Greece has the opportunity to differentiate itself by positioning itself at the “more business-friendly” end of the domestic regulatory policy spectrum. It also has the opportunity to distinguish itself by implementing the EU AI Regulation’s provisions quickly and in a way that will provide greater clarity, simplicity, and flexibility to companies wishing to operate nationally. Local regulations must be consistent with other relevant national and European legislation, such as the Digital Services Act and its implementing law, the Data Governance Regulation, the EU Data Act, the proposed AI Liability Directive and proposed revisions to the Product Liability Directive, as well as the General Data Protection Regulation.
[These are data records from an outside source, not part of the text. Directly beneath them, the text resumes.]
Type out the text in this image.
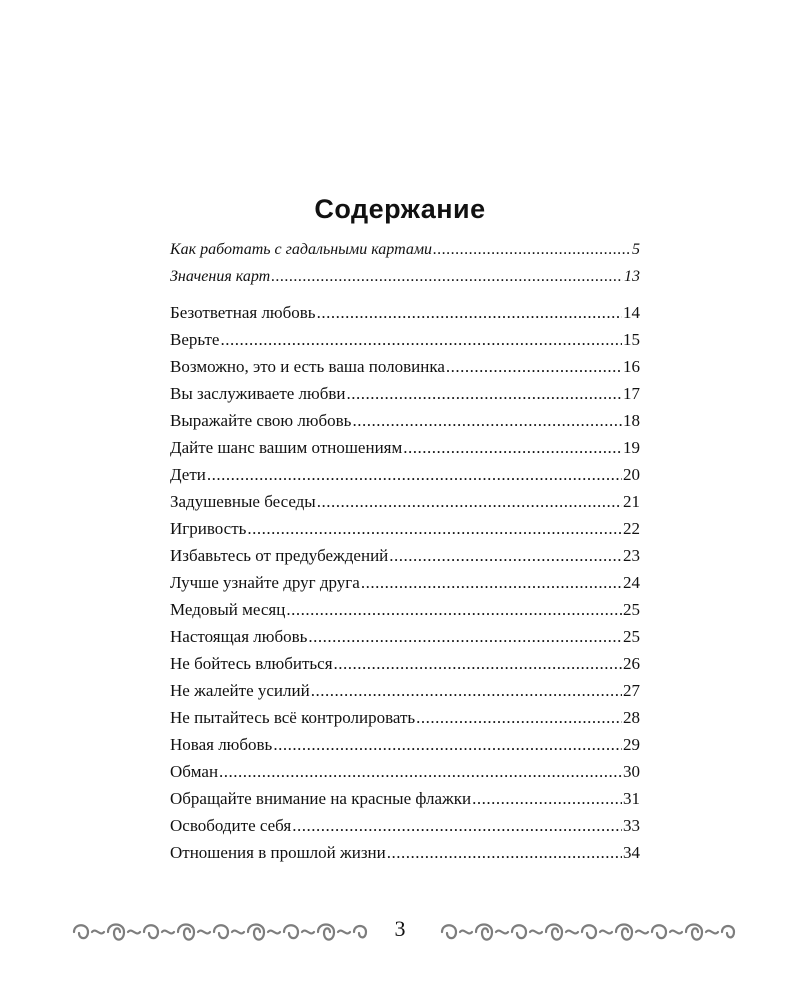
Содержание
Как работать с гадальными картами .....	5
Значения карт .....	13
Безответная любовь .....	14
Верьте .....	15
Возможно, это и есть ваша половинка .....	16
Вы заслуживаете любви .....	17
Выражайте свою любовь .....	18
Дайте шанс вашим отношениям .....	19
Дети .....	20
Задушевные беседы .....	21
Игривость .....	22
Избавьтесь от предубеждений .....	23
Лучше узнайте друг друга .....	24
Медовый месяц .....	25
Настоящая любовь .....	25
Не бойтесь влюбиться .....	26
Не жалейте усилий .....	27
Не пытайтесь всё контролировать .....	28
Новая любовь .....	29
Обман .....	30
Обращайте внимание на красные флажки .....	31
Освободите себя .....	33
Отношения в прошлой жизни .....	34
3
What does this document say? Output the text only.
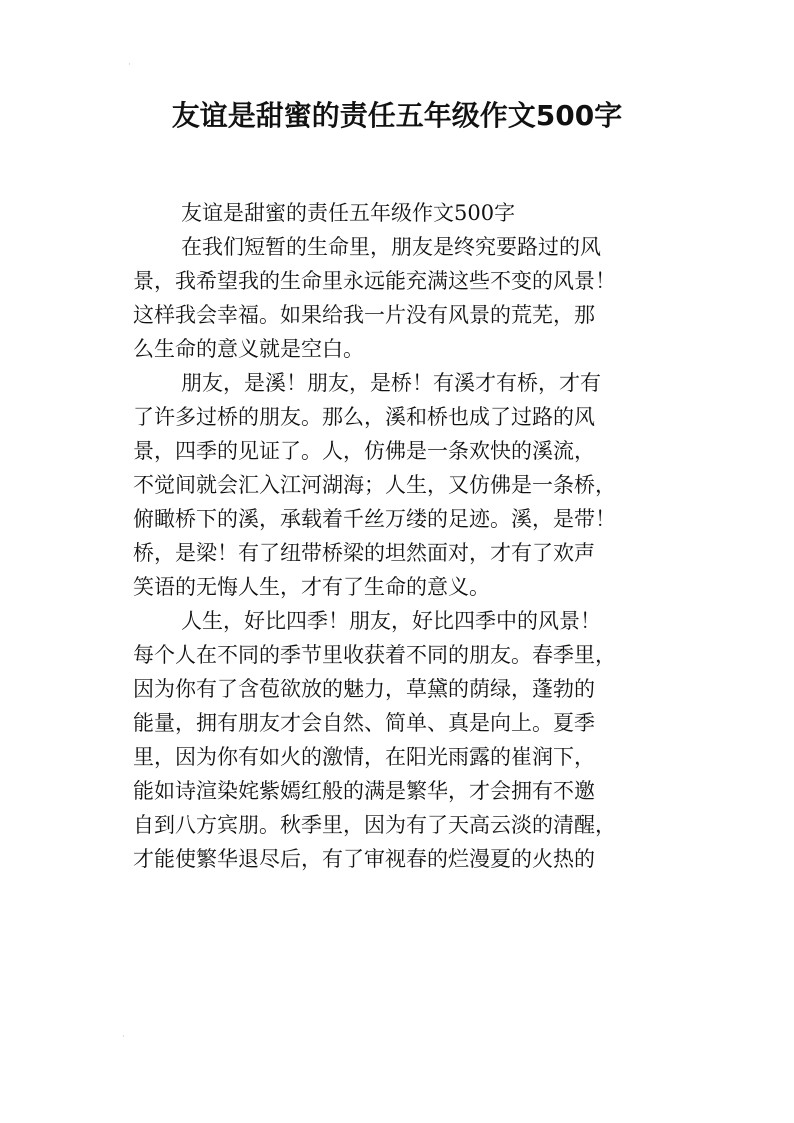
·
友谊是甜蜜的责任五年级作文500字
友谊是甜蜜的责任五年级作文500字
在我们短暂的生命里，朋友是终究要路过的风
景，我希望我的生命里永远能充满这些不变的风景！
这样我会幸福。如果给我一片没有风景的荒芜，那
么生命的意义就是空白。
朋友，是溪！朋友，是桥！有溪才有桥，才有
了许多过桥的朋友。那么，溪和桥也成了过路的风
景，四季的见证了。人，仿佛是一条欢快的溪流，
不觉间就会汇入江河湖海；人生，又仿佛是一条桥，
俯瞰桥下的溪，承载着千丝万缕的足迹。溪，是带！
桥，是梁！有了纽带桥梁的坦然面对，才有了欢声
笑语的无悔人生，才有了生命的意义。
人生，好比四季！朋友，好比四季中的风景！
每个人在不同的季节里收获着不同的朋友。春季里，
因为你有了含苞欲放的魅力，草黛的荫绿，蓬勃的
能量，拥有朋友才会自然、简单、真是向上。夏季
里，因为你有如火的激情，在阳光雨露的崔润下，
能如诗渲染姹紫嫣红般的满是繁华，才会拥有不邀
自到八方宾朋。秋季里，因为有了天高云淡的清醒，
才能使繁华退尽后，有了审视春的烂漫夏的火热的
·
Finally, Greece must consider the timely ratification of the Council of Europe’s first legally binding international treaty on AI, Human Rights, Democracy, and the Rule of Law, ensuring citizen protection, transparency, accountability, and legal certainty, while supporting the economic prospects of startups and SMEs, accelerating their market entry and increasing their national and European competitiveness.
Conclusions
The EU AI Act marks a milestone for artificial intelligence legislation and sets high standards that may influence international legislation. Although it creates compliance challenges, it paves the way for safer and more ethical use of AI. Its success, however, will depend on member states’ ability to effectively implement its provisions and cooperation between public and private sectors.